Lorsque Netflix a annoncé une série sur le jazz produite et coréalisée par Damien Chazelle, il y avait lieu de croire qu’elle prolongerait le geste entamé avec Whiplash, coup de force d’un ex-batteur reconverti en cinéaste et trépignant d’impatience à l’idée d’être admis à Hollywood pour y faire ses grandes œuvres. C’est toutefois plutôt du côté de Guy and Madeline on a Park Bench, son premier long-métrage inédit en France, et de La La Land qu’il faut chercher une filiation à The Eddy, son principal protagoniste étant comme Sebastian (Ryan Gosling) le propriétaire d’un club de jazz, celui-ci situé à Paris. Pianiste révéré, Elliot Udo (Andre Holland) s’est éloigné des claviers pour prendre en main la direction artistique des lieux et du groupe maison. Réservé et ombrageux, ce New-Yorkais inconsolable depuis la mort de son fils se retrouve victime d’une sombre affaire dans laquelle trempe son associé (Tahar Rahim). C’est le moment que choisit pour faire irruption dans sa vie sa fille Julie (Amandla Stenberg), une ado ballottée entre deux continents et des parents divorcés, qui traîne derrière elle le bagage existentiel de rigueur.
Seuls les deux premiers épisodes ont été réalisés par Chazelle, assisté du chef opérateur Éric Gautier, qui convoque un Paris vibrant et métissé, trop souvent tenu hors-champ à la télévision comme au cinéma. Tournés en Super 16, ils forment la matrice esthétique du reste de la série, confiée à Houda Benyamina, Laïla Marrakchi et Alan Poul, à qui Netflix a cependant imposé le numérique, la pellicule étant manifestement un privilège réservé aux auteurs américains d’envergure. Le travail d’harmonisation entre les deux supports a beau être réussi, il ne dissimule en rien l’échec collectif à représenter la pratique musicale comme vecteur d’émancipation d’une réalité que se coltinent les personnages au gré de péripéties invraisemblables. Revendiqué par Chazelle, l’héritage de Cassavetes est ici quasiment parodié dans les scènes de club, avec ce filmage caméra au poing, calé sur l’énergie des corps et la pulsation du jazz, dont il cherche à restituer l’improvisation. Zigzagant d’un protagoniste à un autre, le plan-séquence inaugural de The Eddy a beau répondre à une logique d’exposition typique de la narration sérielle, ses maladresses stylistiques se répètent et s’amplifient à chaque séquence de concert – mobilité exténuante, contre-plongées au plus près des instrumentistes et gros plans. Si l’intention est de retrouver la liberté de mouvement permise par une équipe légère, l’ivresse tourne à la gueule de bois dès le troisième épisode, signé Benyamina : un hommage interminable à un défunt qui donne l’impression que la Fête de la musique s’est invitée à une réception d’enterrement.

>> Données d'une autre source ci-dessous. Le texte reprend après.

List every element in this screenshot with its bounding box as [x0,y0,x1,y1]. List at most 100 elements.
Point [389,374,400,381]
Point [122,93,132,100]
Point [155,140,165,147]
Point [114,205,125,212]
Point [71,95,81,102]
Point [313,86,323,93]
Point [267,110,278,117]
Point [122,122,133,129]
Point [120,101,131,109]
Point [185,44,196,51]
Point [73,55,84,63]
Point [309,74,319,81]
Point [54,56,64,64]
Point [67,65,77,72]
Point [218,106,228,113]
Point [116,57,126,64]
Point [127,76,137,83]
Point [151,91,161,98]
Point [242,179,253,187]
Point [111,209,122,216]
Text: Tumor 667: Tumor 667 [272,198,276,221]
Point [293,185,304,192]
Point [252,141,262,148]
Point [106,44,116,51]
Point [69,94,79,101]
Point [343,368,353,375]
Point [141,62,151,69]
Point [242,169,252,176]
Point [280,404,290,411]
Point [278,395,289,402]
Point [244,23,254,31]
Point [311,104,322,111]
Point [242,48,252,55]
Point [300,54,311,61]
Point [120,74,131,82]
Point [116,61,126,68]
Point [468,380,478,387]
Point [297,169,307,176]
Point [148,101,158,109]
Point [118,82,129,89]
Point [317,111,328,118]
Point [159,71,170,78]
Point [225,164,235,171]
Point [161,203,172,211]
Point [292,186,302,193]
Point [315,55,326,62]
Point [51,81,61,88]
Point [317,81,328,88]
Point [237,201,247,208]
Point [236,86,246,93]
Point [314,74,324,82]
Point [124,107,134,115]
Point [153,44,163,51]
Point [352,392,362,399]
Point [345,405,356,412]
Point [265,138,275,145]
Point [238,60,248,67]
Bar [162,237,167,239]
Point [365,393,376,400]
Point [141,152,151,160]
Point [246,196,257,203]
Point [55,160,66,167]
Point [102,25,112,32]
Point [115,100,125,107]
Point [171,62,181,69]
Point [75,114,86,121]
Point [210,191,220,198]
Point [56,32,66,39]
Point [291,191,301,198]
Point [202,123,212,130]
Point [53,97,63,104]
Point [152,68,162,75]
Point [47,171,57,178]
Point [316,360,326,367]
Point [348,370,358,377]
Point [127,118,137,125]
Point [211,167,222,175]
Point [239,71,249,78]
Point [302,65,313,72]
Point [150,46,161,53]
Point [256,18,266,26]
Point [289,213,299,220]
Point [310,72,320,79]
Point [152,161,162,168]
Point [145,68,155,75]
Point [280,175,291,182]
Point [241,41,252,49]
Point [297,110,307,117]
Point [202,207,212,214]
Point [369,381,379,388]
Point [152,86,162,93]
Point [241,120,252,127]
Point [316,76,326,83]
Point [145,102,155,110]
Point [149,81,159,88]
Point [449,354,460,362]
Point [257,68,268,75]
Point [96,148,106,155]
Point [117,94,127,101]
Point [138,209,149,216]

Cultivé comme une fin en soi, ce goût des atmosphères tour à tour joyeuses et blafardes est aggravé par une écriture bâclée, même si le scénariste Jack Thorne a délibérément privilégié le développement des personnages au détriment de son intrigue, digne d’un mauvais polar. Reconnaissons que la distribution, en particulier féminine, est le point fort de la série : Stenberg, Joanna Kulig (la révélation de Cold War) ou Leïla Bekhti conversent dans un charmant franglais avec Elliott, l’Américain expatrié, à l’enseigne de ce club rétro devenu leur seul port d’attache. Ici, chacun est musicien, même ceux et celles qui ne jouent pas (ou plus) d’instrument, déroulant leurs propres soli le temps d’un épisode portant leur nom. Comment expliquer alors que leurs blessures, si profondes pour certaines d’entre elles, ne laissent pratiquement aucune trace en nous ? La faute à un manque d’ancrage dans un récit véritable. À peine esquissés, les enjeux finissent par se résorber dans un bouquet d’humeurs chagrines qui s’évapore à la surface du pavé parisien, à l’image de ce jazz passe-partout qui lui sert de bande-son. C’est que cette visée documentaire dans les choix de mise en scène tient aussi d’une forme d’idéalisation, tant la ville interlope que The Eddy prétend révéler à grands renforts d’instantanés prélevés sur les trottoirs de Belleville ou de Bobigny n’est l’objet d’aucun discours sur les rapports de force ou les tensions culturelles et raciales qui l’innervent, discours auquel le format sériel se prêtait pourtant idéalement, comme l’a démontré Treme.